The MSM And Blogs: Why The War?
Those of you who aren't aware of Pulitzer-winning journalist Buzz Bissinger's complete and total freakout on Deadspin editor Will Leitch can get caught up to speed here, here and here. I don't want to waste a lot of your time with this one, but I do want to ask a question that has plagued man since he first learned the use of primitive tools: Where's the beef?
For the last couple of years, at least, there's been this shrill back-and-forth between members of the mainstream media (newspapers, television, etc.) and blogs. Bloggers regularly accuse sportswriters of being lazy and unwilling to embrace new ideas, and sportswriters in turn accuse bloggers of dumbing down everything and living in dank basements.
As someone who has a foot planted in both mediums, I'm inclined to see this as a dying empire clashing with a rambunctious up-and-comer. The newspaper business is slowly going to the way of the dinosaur, and the TV news business is increasingly guilty of the same sort of dumbing down that Bissinger venomously accused Leitch and others of doing. The bottom line is that many of these guys have been doing this for years, have perfected their craft and either cannot or will not accept that readers may want something different. Instead of attempting to change, however, many just fling out angry barbs at something they don't understand. It's neither constructive nor mature, and Bissinger's rant is a sad reminder that even the most highly-regarded professionals are often just angry children in disguise.

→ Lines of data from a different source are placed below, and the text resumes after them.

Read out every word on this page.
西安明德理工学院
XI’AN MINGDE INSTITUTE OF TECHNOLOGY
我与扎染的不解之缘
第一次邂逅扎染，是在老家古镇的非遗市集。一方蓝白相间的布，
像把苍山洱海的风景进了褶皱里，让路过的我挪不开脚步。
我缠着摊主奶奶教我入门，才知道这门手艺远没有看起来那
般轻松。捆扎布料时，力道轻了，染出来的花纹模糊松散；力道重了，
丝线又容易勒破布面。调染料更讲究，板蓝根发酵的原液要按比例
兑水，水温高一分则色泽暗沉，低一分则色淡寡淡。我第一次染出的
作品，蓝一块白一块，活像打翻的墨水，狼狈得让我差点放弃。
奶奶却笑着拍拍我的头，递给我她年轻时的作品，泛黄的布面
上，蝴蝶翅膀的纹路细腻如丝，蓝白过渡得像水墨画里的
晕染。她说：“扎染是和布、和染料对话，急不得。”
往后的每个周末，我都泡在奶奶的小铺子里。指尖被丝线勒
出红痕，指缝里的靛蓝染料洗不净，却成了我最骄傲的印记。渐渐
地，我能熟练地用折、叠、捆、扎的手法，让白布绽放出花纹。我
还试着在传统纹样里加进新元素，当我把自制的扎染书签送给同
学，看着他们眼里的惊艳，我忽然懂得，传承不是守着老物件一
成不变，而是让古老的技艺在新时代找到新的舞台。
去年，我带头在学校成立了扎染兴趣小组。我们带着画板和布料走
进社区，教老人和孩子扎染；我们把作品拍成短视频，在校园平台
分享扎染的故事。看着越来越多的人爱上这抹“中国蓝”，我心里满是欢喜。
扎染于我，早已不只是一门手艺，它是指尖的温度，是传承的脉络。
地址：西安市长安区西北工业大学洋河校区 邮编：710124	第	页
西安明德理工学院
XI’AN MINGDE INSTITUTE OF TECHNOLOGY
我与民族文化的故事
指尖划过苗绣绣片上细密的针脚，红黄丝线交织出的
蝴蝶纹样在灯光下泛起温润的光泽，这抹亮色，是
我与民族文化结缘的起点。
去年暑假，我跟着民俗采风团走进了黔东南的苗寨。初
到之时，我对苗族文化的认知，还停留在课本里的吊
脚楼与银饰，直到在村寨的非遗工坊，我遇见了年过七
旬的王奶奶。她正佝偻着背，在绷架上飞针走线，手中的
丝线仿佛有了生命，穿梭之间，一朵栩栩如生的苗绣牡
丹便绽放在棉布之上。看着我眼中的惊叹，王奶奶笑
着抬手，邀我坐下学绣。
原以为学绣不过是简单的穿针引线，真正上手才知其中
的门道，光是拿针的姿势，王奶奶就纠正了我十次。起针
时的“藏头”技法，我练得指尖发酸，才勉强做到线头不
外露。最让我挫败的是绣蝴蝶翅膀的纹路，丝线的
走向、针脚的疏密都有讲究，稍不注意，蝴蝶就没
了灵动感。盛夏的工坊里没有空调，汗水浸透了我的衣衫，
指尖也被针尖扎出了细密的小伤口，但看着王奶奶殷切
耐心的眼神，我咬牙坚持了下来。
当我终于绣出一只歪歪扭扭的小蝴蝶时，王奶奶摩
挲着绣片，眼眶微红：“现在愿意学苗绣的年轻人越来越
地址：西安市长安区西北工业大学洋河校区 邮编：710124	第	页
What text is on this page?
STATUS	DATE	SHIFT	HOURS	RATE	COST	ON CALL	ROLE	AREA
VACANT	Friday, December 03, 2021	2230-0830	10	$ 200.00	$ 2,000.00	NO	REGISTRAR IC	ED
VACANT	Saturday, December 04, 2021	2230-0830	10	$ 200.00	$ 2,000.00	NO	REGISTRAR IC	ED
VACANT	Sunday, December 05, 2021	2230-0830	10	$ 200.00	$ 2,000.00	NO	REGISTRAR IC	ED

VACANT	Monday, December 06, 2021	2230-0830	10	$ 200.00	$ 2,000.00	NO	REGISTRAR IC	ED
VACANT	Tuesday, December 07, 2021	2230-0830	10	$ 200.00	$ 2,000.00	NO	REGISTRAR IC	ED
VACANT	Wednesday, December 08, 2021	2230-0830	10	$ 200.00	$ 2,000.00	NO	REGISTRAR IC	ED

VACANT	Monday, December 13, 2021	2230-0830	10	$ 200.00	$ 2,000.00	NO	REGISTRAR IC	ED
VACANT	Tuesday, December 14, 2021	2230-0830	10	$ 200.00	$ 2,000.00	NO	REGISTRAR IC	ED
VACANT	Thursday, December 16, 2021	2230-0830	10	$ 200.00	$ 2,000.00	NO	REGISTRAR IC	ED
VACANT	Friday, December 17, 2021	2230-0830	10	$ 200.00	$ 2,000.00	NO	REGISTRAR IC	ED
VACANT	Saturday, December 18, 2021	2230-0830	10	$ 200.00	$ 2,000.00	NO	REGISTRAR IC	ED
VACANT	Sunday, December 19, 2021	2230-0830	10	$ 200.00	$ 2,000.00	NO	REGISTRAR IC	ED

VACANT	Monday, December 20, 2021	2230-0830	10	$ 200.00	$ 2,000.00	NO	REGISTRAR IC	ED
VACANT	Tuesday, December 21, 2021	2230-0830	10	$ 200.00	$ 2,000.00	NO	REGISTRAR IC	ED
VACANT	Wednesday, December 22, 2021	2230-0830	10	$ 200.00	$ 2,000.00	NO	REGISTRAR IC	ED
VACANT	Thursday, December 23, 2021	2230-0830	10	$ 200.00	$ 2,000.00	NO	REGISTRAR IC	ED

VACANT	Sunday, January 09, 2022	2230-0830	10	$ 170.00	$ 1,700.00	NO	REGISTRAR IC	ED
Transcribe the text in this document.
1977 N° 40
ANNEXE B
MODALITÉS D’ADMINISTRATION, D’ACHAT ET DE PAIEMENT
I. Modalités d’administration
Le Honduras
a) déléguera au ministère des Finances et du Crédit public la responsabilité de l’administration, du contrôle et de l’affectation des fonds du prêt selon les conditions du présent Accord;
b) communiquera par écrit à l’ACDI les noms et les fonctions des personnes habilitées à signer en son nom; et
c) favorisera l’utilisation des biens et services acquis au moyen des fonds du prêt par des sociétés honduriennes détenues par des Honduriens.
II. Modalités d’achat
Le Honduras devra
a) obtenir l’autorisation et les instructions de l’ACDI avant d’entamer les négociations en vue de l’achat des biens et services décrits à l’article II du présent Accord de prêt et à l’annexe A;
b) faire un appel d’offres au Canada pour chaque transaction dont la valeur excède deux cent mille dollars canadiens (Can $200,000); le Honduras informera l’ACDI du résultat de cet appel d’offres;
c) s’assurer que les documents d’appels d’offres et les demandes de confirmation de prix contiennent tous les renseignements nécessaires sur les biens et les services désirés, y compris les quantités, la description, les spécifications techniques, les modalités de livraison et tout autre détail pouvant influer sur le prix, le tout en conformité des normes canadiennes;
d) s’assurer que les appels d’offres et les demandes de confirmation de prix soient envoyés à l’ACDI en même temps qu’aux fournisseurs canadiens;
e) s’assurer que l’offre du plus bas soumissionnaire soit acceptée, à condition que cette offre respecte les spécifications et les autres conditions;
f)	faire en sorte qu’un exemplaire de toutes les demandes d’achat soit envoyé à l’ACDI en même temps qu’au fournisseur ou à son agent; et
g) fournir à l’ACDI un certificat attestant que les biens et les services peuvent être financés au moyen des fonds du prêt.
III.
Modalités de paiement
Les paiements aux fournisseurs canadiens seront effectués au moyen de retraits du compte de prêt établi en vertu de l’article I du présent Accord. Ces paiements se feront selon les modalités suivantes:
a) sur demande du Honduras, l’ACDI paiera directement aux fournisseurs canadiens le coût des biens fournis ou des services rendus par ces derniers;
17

For my part, I don't really understand the venom. The smartest newspapers (such as the AJC) are blending newsy blogs with their coverage and increasingly looking toward the web, where this business is headed in a hurry. Bloggers and commenters who take every opportunity to e-mail nasty things to sportswriters who cross them aren't really helping, either, as the Bissingers of the world just get more ammunition for the next misguided artillery strike against the blogosphere. The best medium of all, in my humble opinion, is one that mixes the necessity of news and honest reporting with analysis, humor and the freedom to give opinions on matters that are important to us as sports fans. If those reporting refuse to move with that tide, the sportswriting business as we know it now will likely be extinct within ten years, replaced by some form of blogging or online media.
So I guess my own clarion call would be for everyone to relax, even if it's just a little. Nobody who implies that myself or my readers are sunless Gollums who take breaks from the Internet only to write Roger Goodell fan fiction is grounded in reality; similarly, nobody who thinks that all sportswriters are archaic dinosaurs who serve no useful purpose is reading them at all. What we could really use is a civil discussion on where this strange new world is headed and how best to get there.
It makes me a little sad to think we might not get it.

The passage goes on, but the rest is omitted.